Second Tuesday
Last Tuesday, I left the office at 4:45 pm.
Yesterday, I left at 8:45 pm.
But at least I got a car home.
The car service kicks in after 8:30. You apparently have to have billed a certain number of hours that day. I don't know if I reached that or not, but a tax attorney who was in the elevator with me said I should just take one, so I did. Summer associates can get away with anything, he said.
It was nice being taken home in one of the nondescript black sedans that ferry the Big and Important People around. And it was a lot faster than the subway.
What did I do to deserve this? I worked on 2 capital markets equity derivatives offerings, drafting final pricing supplements for both. They'll be checked over by the associates on each offering, and then checked over again and signed off by the partners. You know what that means in terms of actual work for hk. Monkeys.
Reading through a document carefully and editing it with pre-determined data is something that I enjoy and am good at.

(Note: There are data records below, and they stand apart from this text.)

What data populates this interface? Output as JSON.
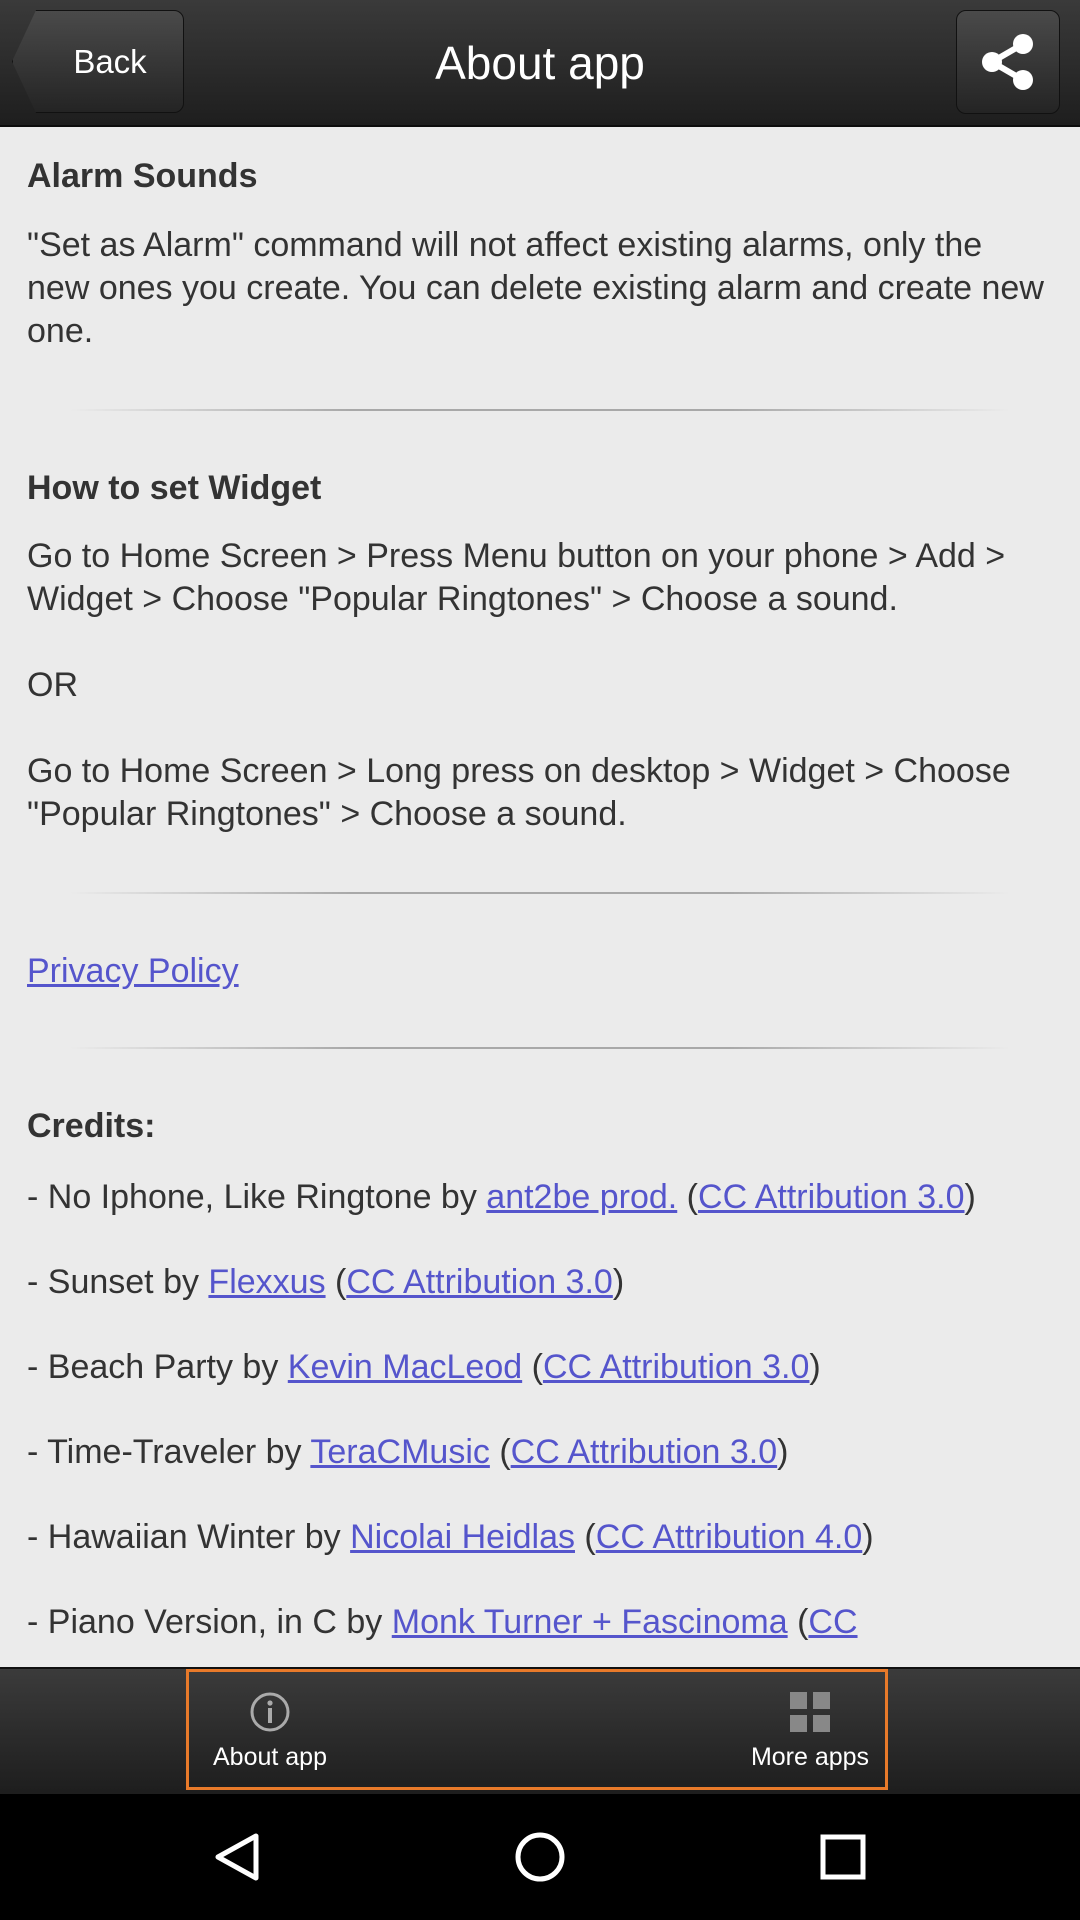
{
  "header": {
    "back_label": "Back",
    "title": "About app",
    "share_icon": "share-icon"
  },
  "sections": {
    "alarm": {
      "heading": "Alarm Sounds",
      "body": "\"Set as Alarm\" command will not affect existing alarms, only the new ones you create. You can delete existing alarm and create new one."
    },
    "widget": {
      "heading": "How to set Widget",
      "body1": "Go to Home Screen > Press Menu button on your phone > Add > Widget > Choose \"Popular Ringtones\" > Choose a sound.",
      "or": "OR",
      "body2": "Go to Home Screen > Long press on desktop > Widget > Choose \"Popular Ringtones\" > Choose a sound."
    },
    "privacy_link": "Privacy Policy",
    "credits": {
      "heading": "Credits:",
      "items": [
        {
          "prefix": "- No Iphone, Like Ringtone by ",
          "author": "ant2be prod.",
          "license": "CC Attribution 3.0"
        },
        {
          "prefix": "- Sunset by ",
          "author": "Flexxus",
          "license": "CC Attribution 3.0"
        },
        {
          "prefix": "- Beach Party by ",
          "author": "Kevin MacLeod",
          "license": "CC Attribution 3.0"
        },
        {
          "prefix": "- Time-Traveler by ",
          "author": "TeraCMusic",
          "license": "CC Attribution 3.0"
        },
        {
          "prefix": "- Hawaiian Winter by ",
          "author": "Nicolai Heidlas",
          "license": "CC Attribution 4.0"
        },
        {
          "prefix": "- Piano Version, in C by ",
          "author": "Monk Turner + Fascinoma",
          "license": "CC"
        }
      ]
    }
  },
  "tabbar": {
    "about_label": "About app",
    "about_icon": "info-icon",
    "more_label": "More apps",
    "more_icon": "grid-icon",
    "highlight_color": "#e87a2a"
  },
  "sysnav": {
    "back_icon": "nav-back-icon",
    "home_icon": "nav-home-icon",
    "recents_icon": "nav-recents-icon"
  }
}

So I left with a sense of having done some work, albeit trained monkey work.
I know there's more to the work -- like, if I were to try to actually understand the stuff I read through, I'd be in the same position as the trained monkey: totally bewildered and possibly desiring a banana. (Maybe bananas foster. Mm.) But the stuff they entrust to summers is just as much as I can undertake.
My office mate, a very nice, geeky, tall, blond, corn-fed Nebraskan, left the office before me last night and said, "8:30 as a summer! I don't think I or any of my summer class ever stayed that late."
The thing is, I don't know how to slack off and not feel guilty about it. Which is what the Passive Aggressive Mighty Big Law Firm is counting on. And which is why law firms love Asian American women. We work hard and we're not threatening. (Usually.)